The New Yorker:
We were at the headquarters of Meipai’s parent company, Meitu, Inc. Its first product, in 2008, was a photo-editing app, also named Meitu (“beautiful picture,” in Chinese), which young people seized upon as a means of enhancing their selfies. The company now has a battery of apps, with names like BeautyPlus, BeautyCam, and SelfieCity, which smooth out skin, exaggerate features, brighten eyes.

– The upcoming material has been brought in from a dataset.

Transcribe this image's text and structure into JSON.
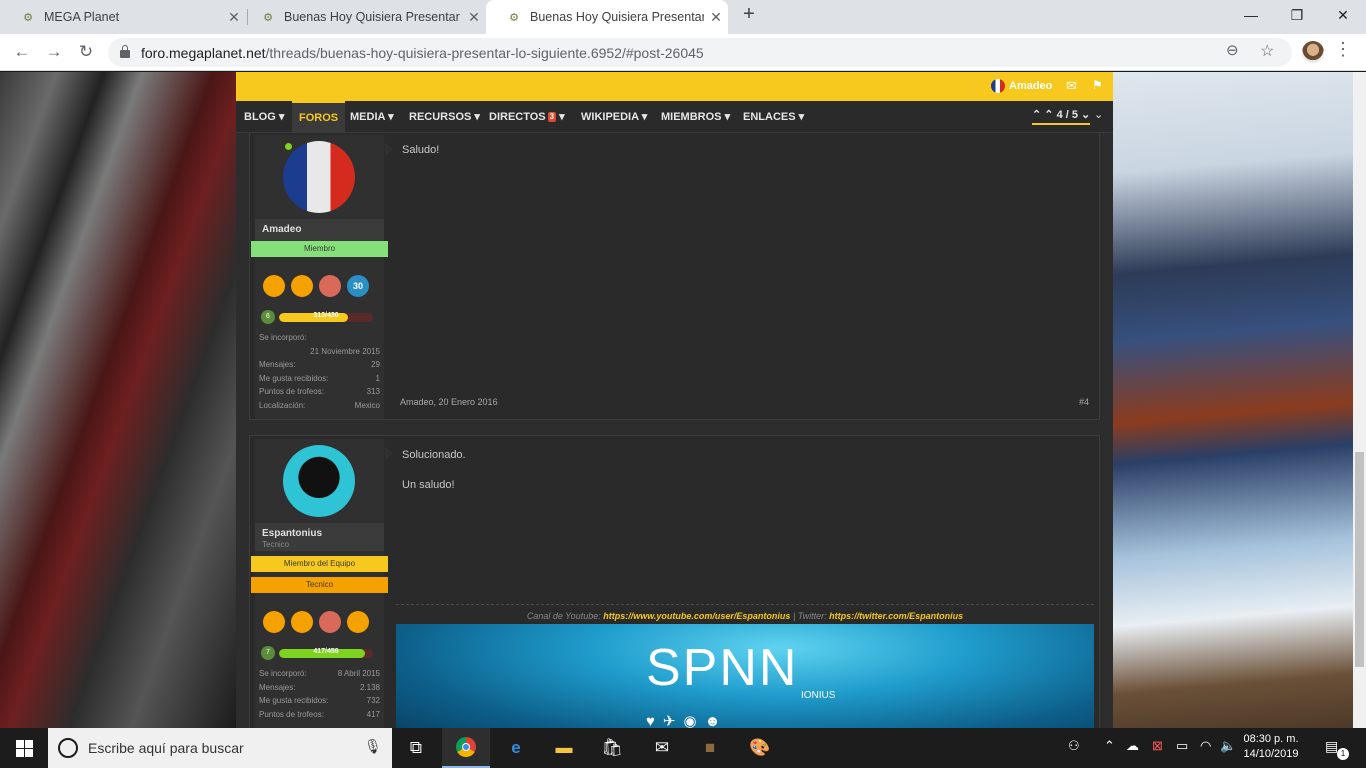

The apps are installed on more than a billion phones—mostly in China and the rest of Asia, but also increasingly in the West, where Meitu seeks to expand its presence. The company sells a range of smartphones, too, designed to take particularly flattering selfies: the front-facing selfie cameras have more powerful sensors and processors than those on regular phones, and beautifying apps start working their magic the moment a picture has been taken. Phone sales accounted for ninety-three per cent of Meitu’s revenue last year, and the company is now valued at six billion dollars. Its I.P.O., a year ago, was the largest Internet-company offering that the Hong Kong stock exchange had seen in nearly a decade.
This is a fascinating story. What gets me the most is how big the beautified selfie is in Chinese culture. Seems to me this wave has huge potential and has yet to emerge in the US, at least not in the same way. This seems like a massive business opportunity for the company that figures out how to build the right app.
UPDATE: A check of the Top Paid list on the App Store shows this gem at the top spot: Facetune [H/T James Hill]. Interestingly, it is the only app of its kind in the top 50. An indication of how difficult this is to do and get right?